As for the first part of that, yes, I had the feeling that others in the class wanted to focus on different aspects of the discussion. And I always have those in class who want to use Yoda and Manga as metaphors for the (often intelligent but round about) ideas they want to talk about. Then there are those students who know *exactly* what I want to talk about and wiggle in their seats out of embarrassment that the rest of class hasn't been intuitive enough to read my mind. Plus those who are simply curious and willing to participate (or argue) against anything that comes along. Etc. Yep.

I feel like all of this should be healthy, but I don't know how to make it healthy when I feel like the topic is simple, not even ready for such healthy debate. That I'm supposed to be teaching them both writing and thinking at the same time, but sometimes I focus on writing and have to suspend the thinking side of things, but then they get confused and think they're supposed to tell me I'm full of shit, because that's what thinking people do, but I'm just trying to talk about paragraphs, you know, not like it's hugely controversial. But then they focus on the ideas in the paragraph, and suddenly it *is* actually controversial because global warming just happens to be controversial for reasons I don't understand, and then I'm distracted because I don't want to debate with born-again capitalists the worthwhile nature of considering biospheres, when actually that's not the focus of class.

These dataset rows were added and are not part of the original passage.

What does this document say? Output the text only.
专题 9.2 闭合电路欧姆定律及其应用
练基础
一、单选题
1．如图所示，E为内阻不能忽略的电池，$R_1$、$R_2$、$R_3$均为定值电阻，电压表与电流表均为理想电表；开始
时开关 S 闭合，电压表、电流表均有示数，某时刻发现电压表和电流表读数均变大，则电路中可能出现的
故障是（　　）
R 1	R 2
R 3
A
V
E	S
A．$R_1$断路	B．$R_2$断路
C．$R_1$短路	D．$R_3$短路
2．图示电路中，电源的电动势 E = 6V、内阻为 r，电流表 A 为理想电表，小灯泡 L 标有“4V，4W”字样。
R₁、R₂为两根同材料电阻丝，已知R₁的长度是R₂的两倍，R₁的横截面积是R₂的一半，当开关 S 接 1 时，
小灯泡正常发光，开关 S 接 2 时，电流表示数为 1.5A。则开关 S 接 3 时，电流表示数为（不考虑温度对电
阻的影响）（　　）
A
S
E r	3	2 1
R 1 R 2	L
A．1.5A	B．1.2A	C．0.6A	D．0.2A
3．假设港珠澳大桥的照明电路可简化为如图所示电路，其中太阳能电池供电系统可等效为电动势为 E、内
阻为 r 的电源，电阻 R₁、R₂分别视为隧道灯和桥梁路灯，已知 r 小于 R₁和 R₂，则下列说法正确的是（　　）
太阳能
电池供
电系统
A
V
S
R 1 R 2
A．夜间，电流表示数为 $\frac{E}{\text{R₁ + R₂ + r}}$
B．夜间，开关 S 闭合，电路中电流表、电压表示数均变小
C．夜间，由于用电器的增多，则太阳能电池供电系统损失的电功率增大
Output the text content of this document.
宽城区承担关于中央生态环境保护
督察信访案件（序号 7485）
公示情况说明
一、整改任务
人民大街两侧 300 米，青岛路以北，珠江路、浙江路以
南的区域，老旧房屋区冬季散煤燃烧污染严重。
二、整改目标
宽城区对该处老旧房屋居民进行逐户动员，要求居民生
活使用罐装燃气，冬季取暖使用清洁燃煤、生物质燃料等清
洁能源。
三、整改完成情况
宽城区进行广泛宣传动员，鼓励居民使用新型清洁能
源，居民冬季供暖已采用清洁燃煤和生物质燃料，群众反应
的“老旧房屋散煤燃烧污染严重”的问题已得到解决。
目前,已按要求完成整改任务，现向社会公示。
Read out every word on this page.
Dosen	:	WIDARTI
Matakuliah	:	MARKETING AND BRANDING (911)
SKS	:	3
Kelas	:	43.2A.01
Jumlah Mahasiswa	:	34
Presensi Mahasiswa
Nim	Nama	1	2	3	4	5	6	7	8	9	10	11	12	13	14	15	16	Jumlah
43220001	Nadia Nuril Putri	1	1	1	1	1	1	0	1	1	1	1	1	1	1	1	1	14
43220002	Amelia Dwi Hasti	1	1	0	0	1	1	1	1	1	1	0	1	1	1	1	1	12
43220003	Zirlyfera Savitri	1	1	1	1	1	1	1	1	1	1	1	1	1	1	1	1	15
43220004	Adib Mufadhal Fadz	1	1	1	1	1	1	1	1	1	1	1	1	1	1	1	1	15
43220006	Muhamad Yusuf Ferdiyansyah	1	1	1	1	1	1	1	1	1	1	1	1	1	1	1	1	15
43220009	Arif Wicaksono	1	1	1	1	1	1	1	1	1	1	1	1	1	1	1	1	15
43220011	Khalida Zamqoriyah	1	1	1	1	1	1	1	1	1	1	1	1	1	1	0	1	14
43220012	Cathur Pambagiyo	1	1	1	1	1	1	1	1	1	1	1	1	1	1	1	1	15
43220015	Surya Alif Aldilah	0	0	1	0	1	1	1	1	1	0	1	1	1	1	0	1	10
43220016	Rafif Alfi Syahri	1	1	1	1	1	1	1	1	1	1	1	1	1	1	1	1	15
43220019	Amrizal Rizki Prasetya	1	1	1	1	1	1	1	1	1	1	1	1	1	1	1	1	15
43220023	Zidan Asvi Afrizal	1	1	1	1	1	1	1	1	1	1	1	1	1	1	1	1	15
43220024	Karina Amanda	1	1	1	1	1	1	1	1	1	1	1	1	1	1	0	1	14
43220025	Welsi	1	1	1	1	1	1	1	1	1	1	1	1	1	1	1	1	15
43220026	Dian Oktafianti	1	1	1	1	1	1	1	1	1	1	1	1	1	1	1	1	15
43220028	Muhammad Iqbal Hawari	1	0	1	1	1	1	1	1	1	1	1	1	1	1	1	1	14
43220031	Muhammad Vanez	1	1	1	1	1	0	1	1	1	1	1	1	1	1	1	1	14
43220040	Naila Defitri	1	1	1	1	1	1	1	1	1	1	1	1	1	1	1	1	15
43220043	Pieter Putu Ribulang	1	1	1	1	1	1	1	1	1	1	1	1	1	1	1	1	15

But to their credit, I *do* try to sneak in my message, often environmentally concerned, even if what I'm focusing on is bloody paragraphs. So, it could be my fault, in that maybe if I focus on paragraphs, I should focus on boring, apolitical, no meaning paragraphs... just to have a rhetorical focus and not be distracted by derailing items of conversation.

'Course, maybe I put too much into it, this whole stupid teaching thing.

Anyhow: I have serious teaching issues. Big time. And with no support structure at all in place for any of these genuine concerns to be dealt with, except by me just dealing, by myself, because I get paid, because I do care, because I have a degree, and I think sometimes that some very simple issues become big ones because I don't know who to talk about them with. Certainly nobody I work with. (I got chewed out today for working in a computer lab, after a month of working in the computer lab, after having discussed it with the department head, who was the one who kinda chewed me out [at the bequest of another, administrative, department], even though my students have no computer lab, no writing or learning center, no library, no nothing apparently, available to them because it's the summer session, and the only people who need computer labs are my class and the administrative folks who are giving placement tests and ratting me out to my department boss because they can't talk to me in person and of course, what I need is more people telling me I've fucked up in some way or another).

As for the second issue; Yeah. How does one learn that?

SSS: I would say you know how to do the former, for sure though. At least always with me.
SSS: I meant latter. As in, you make people think. Not the former though, as in you deal well with paragraphs.